Eventually, I tried to communicate my feelings to the best of my ability and explain how the imbalance in our efforts affected me. It felt like school all over again—me, the overachiever, doing all the work while everyone else got the credit. The old wounds of feeling unappreciated resurfaced, and as my trauma response kicked in, I found myself shutting down, pulling away, and retreating into familiar patterns of freeze and flight.
The irony was hard to ignore.
These were women who deeply understood trauma—we were all committed to helping other women heal from it. Yet, within our small group, it felt like they weren’t making any real effort to foster open communication or maintain a healthy business partnership.
The disconnect was unsettling. How could they talk about creating healthy relationships in our community when they weren’t practicing those same principles with the people building it alongside them? It felt like a contradiction that I couldn’t reconcile. My heart ached constantly.
By the start of this summer, everything had shifted. I felt completely alone, doing the heavy lifting while getting little in return. The community was not going the way I had envisioned. I sat with my grief, wondering why I couldn’t make this work, feeling like I had failed (again).
Eventually, I made the heartbreaking decision to step away from the community I had dreamt of, built, and nurtured. I told the women I needed to take time to focus on my health and other projects. It was like walking away from something I had poured my soul into, but I knew I had to. I hoped for understanding, some compassion even, from my friends turned business partners. Instead, I was met with silence, coldness, and even a touch of hostility. I had handed my baby over to people who now felt like strangers.
And then came that text—”Dear Kristina…”—as if we had never been close, as if everything we had shared meant nothing. It was the final blow, the moment that confirmed what I had been trying so hard to deny: that these friendships weren’t what I thought they were.
“Were they ever real friends?” I thought to myself.

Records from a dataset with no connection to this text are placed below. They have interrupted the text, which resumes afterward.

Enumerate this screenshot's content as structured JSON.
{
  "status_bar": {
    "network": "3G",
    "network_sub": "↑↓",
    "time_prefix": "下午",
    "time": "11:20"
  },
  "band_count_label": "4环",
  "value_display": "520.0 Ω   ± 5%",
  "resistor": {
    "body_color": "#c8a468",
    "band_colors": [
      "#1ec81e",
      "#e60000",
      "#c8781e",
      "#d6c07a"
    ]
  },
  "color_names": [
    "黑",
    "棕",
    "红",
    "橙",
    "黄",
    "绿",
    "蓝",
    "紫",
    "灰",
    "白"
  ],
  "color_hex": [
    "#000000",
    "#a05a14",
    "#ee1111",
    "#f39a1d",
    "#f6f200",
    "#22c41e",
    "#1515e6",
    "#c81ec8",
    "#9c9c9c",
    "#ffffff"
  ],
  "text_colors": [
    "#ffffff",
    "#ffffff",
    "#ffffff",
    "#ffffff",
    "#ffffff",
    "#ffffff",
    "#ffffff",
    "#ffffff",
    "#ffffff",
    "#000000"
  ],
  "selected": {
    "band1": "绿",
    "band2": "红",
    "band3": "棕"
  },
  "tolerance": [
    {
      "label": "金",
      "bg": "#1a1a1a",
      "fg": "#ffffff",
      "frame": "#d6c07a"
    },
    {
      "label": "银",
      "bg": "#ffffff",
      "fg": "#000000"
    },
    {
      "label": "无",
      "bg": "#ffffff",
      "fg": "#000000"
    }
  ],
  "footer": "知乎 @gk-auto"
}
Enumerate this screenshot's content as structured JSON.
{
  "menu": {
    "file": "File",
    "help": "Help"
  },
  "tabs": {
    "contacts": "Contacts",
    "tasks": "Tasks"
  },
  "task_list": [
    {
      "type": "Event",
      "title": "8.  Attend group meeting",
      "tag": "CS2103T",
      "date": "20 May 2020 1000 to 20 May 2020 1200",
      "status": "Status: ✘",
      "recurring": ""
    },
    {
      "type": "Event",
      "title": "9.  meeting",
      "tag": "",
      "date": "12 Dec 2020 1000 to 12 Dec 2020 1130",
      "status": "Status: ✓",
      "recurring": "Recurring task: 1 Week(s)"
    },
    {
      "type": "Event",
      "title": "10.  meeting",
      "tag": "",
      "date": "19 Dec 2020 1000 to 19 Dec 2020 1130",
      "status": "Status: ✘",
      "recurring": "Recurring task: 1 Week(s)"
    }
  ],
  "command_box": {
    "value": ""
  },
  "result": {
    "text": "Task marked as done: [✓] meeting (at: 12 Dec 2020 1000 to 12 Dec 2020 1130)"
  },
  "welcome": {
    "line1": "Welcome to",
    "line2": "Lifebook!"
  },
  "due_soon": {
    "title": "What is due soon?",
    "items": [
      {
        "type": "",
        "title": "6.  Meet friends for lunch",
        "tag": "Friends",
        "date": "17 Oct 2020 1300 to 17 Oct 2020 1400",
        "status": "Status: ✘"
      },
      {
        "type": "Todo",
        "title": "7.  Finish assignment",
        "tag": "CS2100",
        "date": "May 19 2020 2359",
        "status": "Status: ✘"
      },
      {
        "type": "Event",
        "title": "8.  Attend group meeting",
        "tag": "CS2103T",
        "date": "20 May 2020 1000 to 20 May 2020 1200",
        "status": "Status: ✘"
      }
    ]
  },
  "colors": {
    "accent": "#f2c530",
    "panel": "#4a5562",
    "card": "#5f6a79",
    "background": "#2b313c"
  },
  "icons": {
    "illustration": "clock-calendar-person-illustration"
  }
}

The devastation was profound. I had hoped to stay involved, thinking I could keep a minimal connection, but the more I tried, the clearer it became that my presence wasn’t welcome. I felt like a stranger in a space where I had once felt safe. Anger started to build—anger at them for their coldness and anger at myself for revealing myself to them. But as time passed, that anger shifted into something else: compassion.
I realized that I had misread the friendships because I wanted so badly for them to be something they weren’t. I was so eager for connection that I overlooked the signs, hoping they could fill a void in my life where I felt desperate for connection. But the truth is: not all friendships are meant to be because sometimes we see them through rose-colored glasses.
While I do think these friendships were true at one point, I now realize I was settling.
This experience has taught me that healing, especially from trauma, is messy. It doesn’t come easily, and it certainly doesn’t come without heartbreak. Learning how to build healthy relationships is a process that takes time, and not every connection will last. But each one—even the ones that fall apart—brings a lesson. And in this case, the lesson was about learning to trust myself, even when others let me down.
Healing isn’t about getting it right every time—it’s about embracing the lessons along the way and taking a step forward every day so we can keep finding more of ourselves.